Ringlemere Cup
Bronze age vessel From Wikipedia, the free encyclopedia
Bronze age vessel From Wikipedia, the free encyclopedia
The Ringlemere Gold Cup is a Bronze Age vessel found in the Ringlemere barrow near Sandwich in the English county of Kent in 2001. Its discovery started the whole research and excavation into what turned out to be the Ringlemere Barrow and the other ring marks etc in the soil around it. It further inspired research by the British Museum and others into the connection between the Ringlemere Cup and others like it, all described in the book The Ringlemere Cup (see below).
Ringlemere Cup | |
---|---|
Material | Gold |
Created | 1700-1500 BC |
Discovered | Ringlemere barrow in 2001 |
Present location | British Museum |
The body of the cup was created by hammering a single piece of gold, with the handle cut from a flat strip of gold and attached by rivets.[1] Although badly crushed by recent plough damage[citation needed] it can be seen to have been 14 cm high with corrugated sides. The cup resembles a late Neolithic (approximately 2300 BC) ceramic beaker with Corded Ware decoration, but dates to a much later period.
It is thought that the cup was not a grave good, but a votive offering independent of any inhumation, which was placed at the centre of the barrow in about 1700–1500 BC. No contemporary burials have been found at the site, although later Iron Age ones have since been found, along with a Saxon cemetery.

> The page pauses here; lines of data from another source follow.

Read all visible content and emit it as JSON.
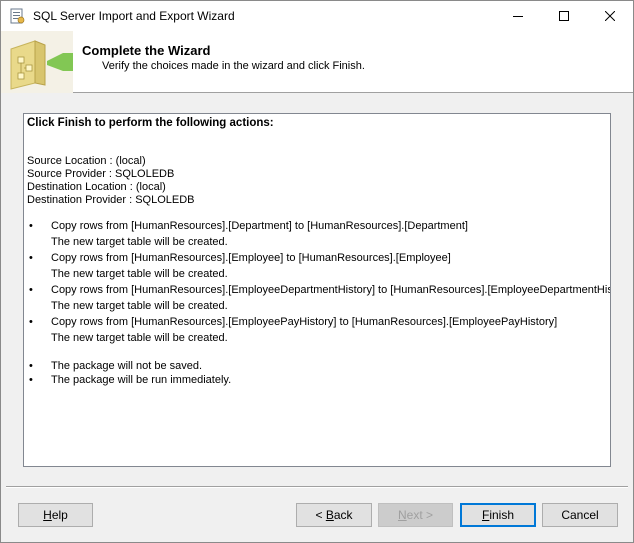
{
  "window": {
    "title": "SQL Server Import and Export Wizard"
  },
  "header": {
    "title": "Complete the Wizard",
    "subtitle": "Verify the choices made in the wizard and click Finish."
  },
  "summary": {
    "heading": "Click Finish to perform the following actions:",
    "locations": [
      "Source Location : (local)",
      "Source Provider : SQLOLEDB",
      "Destination Location : (local)",
      "Destination Provider : SQLOLEDB"
    ],
    "actions": [
      {
        "copy": "Copy rows from [HumanResources].[Department] to [HumanResources].[Department]",
        "note": "The new target table will be created."
      },
      {
        "copy": "Copy rows from [HumanResources].[Employee] to [HumanResources].[Employee]",
        "note": "The new target table will be created."
      },
      {
        "copy": "Copy rows from [HumanResources].[EmployeeDepartmentHistory] to [HumanResources].[EmployeeDepartmentHistory]",
        "note": "The new target table will be created."
      },
      {
        "copy": "Copy rows from [HumanResources].[EmployeePayHistory] to [HumanResources].[EmployeePayHistory]",
        "note": "The new target table will be created."
      }
    ],
    "notes": [
      "The package will not be saved.",
      "The package will be run immediately."
    ],
    "bullet": "•"
  },
  "buttons": {
    "help": {
      "pre": "",
      "mnemonic": "H",
      "post": "elp"
    },
    "back": {
      "pre": "< ",
      "mnemonic": "B",
      "post": "ack"
    },
    "next": {
      "pre": "",
      "mnemonic": "N",
      "post": "ext >"
    },
    "finish": {
      "pre": "",
      "mnemonic": "F",
      "post": "inish"
    },
    "cancel": {
      "pre": "",
      "mnemonic": "",
      "post": "Cancel"
    }
  },
  "icons": {
    "app": "wizard-app-icon",
    "header": "wizard-header-graphic",
    "minimize": "minimize-icon",
    "maximize": "maximize-icon",
    "close": "close-icon"
  },
  "colors": {
    "window_bg": "#f0f0f0",
    "default_button_border": "#0078d7",
    "disabled_text": "#a0a0a0",
    "header_arrow": "#6dbf3a"
  }
}
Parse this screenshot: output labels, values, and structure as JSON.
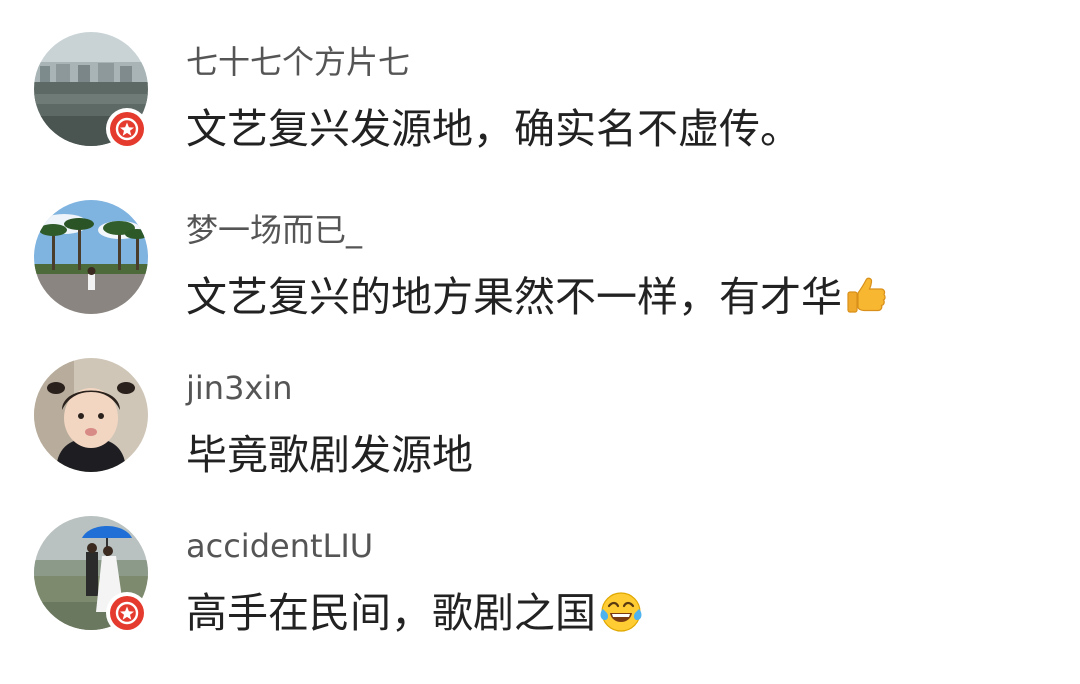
{
  "comments": [
    {
      "username": "七十七个方片七",
      "text": "文艺复兴发源地，确实名不虚传。",
      "avatar": "landscape-avatar",
      "verified_badge": true
    },
    {
      "username": "梦一场而已_",
      "text": "文艺复兴的地方果然不一样，有才华",
      "emoji": "thumbs-up-icon",
      "avatar": "palm-trees-avatar",
      "verified_badge": false
    },
    {
      "username": "jin3xin",
      "text": "毕竟歌剧发源地",
      "avatar": "child-avatar",
      "verified_badge": false
    },
    {
      "username": "accidentLIU",
      "text": "高手在民间，歌剧之国",
      "emoji": "laughing-crying-icon",
      "avatar": "umbrella-couple-avatar",
      "verified_badge": true
    }
  ],
  "colors": {
    "badge": "#e53b2f",
    "username": "#555555",
    "text": "#222222"
  }
}
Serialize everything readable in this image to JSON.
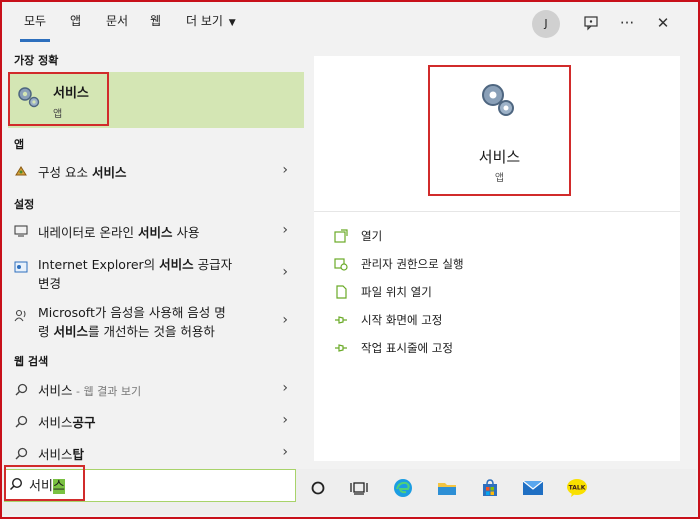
{
  "tabs": [
    {
      "label": "모두",
      "active": true
    },
    {
      "label": "앱",
      "active": false
    },
    {
      "label": "문서",
      "active": false
    },
    {
      "label": "웹",
      "active": false
    },
    {
      "label": "더 보기",
      "active": false
    }
  ],
  "header": {
    "avatar_initial": "J",
    "more_label": "···",
    "close_label": "✕"
  },
  "left": {
    "best_match_heading": "가장 정확",
    "best_match": {
      "title": "서비스",
      "subtitle": "앱"
    },
    "apps_heading": "앱",
    "apps": [
      {
        "prefix": "구성 요소 ",
        "bold": "서비스"
      }
    ],
    "settings_heading": "설정",
    "settings": [
      {
        "line1_prefix": "내레이터로 온라인 ",
        "line1_bold": "서비스",
        "line1_suffix": " 사용"
      },
      {
        "line1_prefix": "Internet Explorer의 ",
        "line1_bold": "서비스",
        "line1_suffix": " 공급자",
        "line2": "변경"
      },
      {
        "line1_prefix": "Microsoft가 음성을 사용해 음성 명",
        "line2_prefix": "령 ",
        "line2_bold": "서비스",
        "line2_suffix": "를 개선하는 것을 허용하"
      }
    ],
    "web_heading": "웹 검색",
    "web": [
      {
        "text": "서비스",
        "suffix": " - 웹 결과 보기"
      },
      {
        "text": "서비스",
        "bold": "공구"
      },
      {
        "text": "서비스",
        "bold": "탑"
      }
    ]
  },
  "preview": {
    "title": "서비스",
    "subtitle": "앱"
  },
  "actions": [
    {
      "label": "열기",
      "icon": "open-icon"
    },
    {
      "label": "관리자 권한으로 실행",
      "icon": "shield-icon"
    },
    {
      "label": "파일 위치 열기",
      "icon": "file-icon"
    },
    {
      "label": "시작 화면에 고정",
      "icon": "pin-icon"
    },
    {
      "label": "작업 표시줄에 고정",
      "icon": "pin-icon"
    }
  ],
  "search": {
    "typed": "서비",
    "selected": "스"
  },
  "colors": {
    "accent": "#2d6fbd",
    "highlight": "#d4e6b4",
    "annotation": "#d12b2b",
    "selection": "#7ac142"
  }
}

Only seven similar gold "unstable handled cups" (unstable because round-bottomed) have been found in Europe, all dating to the period between 1700 and 1500 BC. The Ringlemere cup is most similar to the other British example, the Rillaton gold cup found in Cornwall in 1837. The other examples are two from Germany, two from Switzerland, one now lost from Brittany, and an unprovenanced, perhaps German, example. Two other silver cups and, from Britain, two amber and some shale cups all share the same basic shapes (see Hove amber cup). The finds in Britain are in the approximate Wessex area, and on the continent near the Rhine or the Channel coast, suggesting that the vessels, though probably all made fairly locally to their find spots, related to a specific cross-channel trading zone.[2]
The cup was discovered on Ringlemere Farm by metal detector Cliff Bradshaw on 4 November 2001.[3][4] He reported the find to the local coroner's office, and through the Portable Antiquities Scheme and the Treasure Act 1996 the cup was recorded and declared to be treasure in 2002. It was bought by the British Museum for £270,000 (then roughly US$520,000), with the money paid split between Bradshaw and the Smith family who own Ringlemere Farm.[5] The money to secure the cup for the nation was raised through donations by the Heritage Lottery Fund, the National Art Collections Fund and The British Museum Friends.[3]
After discovery of the cup, the site was excavated between 2002 and 2005 revealing a history starting with activity in the Mesolithic period, a number of Neolithic features and finds, a funerary complex of Early Bronze Age date (approximately 2300 BC), and an Anglo-Saxon cemetery.[6]
The cup was number 10 in the list of British archaeological finds selected by experts at the British Museum for the 2003 BBC Television documentary Our Top Ten Treasures which included an interview with Bradshaw.
The cup is usually on display in Room 2 of the Prehistory Galleries in the British Museum, Bloomsbury, UK. However, as a popular golden exhibit, it often gets loaned to exhibitions. From 14 May 2004 until 13 January 2006 the cup appeared in the museum's "Buried Treasure" exhibition on treasure trove, both at the museum itself and touring (to the National Museum & Gallery of Wales at Cardiff, Manchester Museum, the Hancock Museum at Newcastle, and the Norwich Castle Museum & Art Gallery). From 17 October to 26 February 2007 it was on temporary display in Dover Museum, closer to its find-spot, and it is now back in the Prehistory galleries.[3]
The excavation that started with the find of the cup itself and the research into the cup, along with its connection to other "unstable handled cups", as the book calls them, are all described in the publication by the British Museum in 2006, entitled The Ringlemere Cup- Precious Cups and the Beginning of the Channel Bronze Age.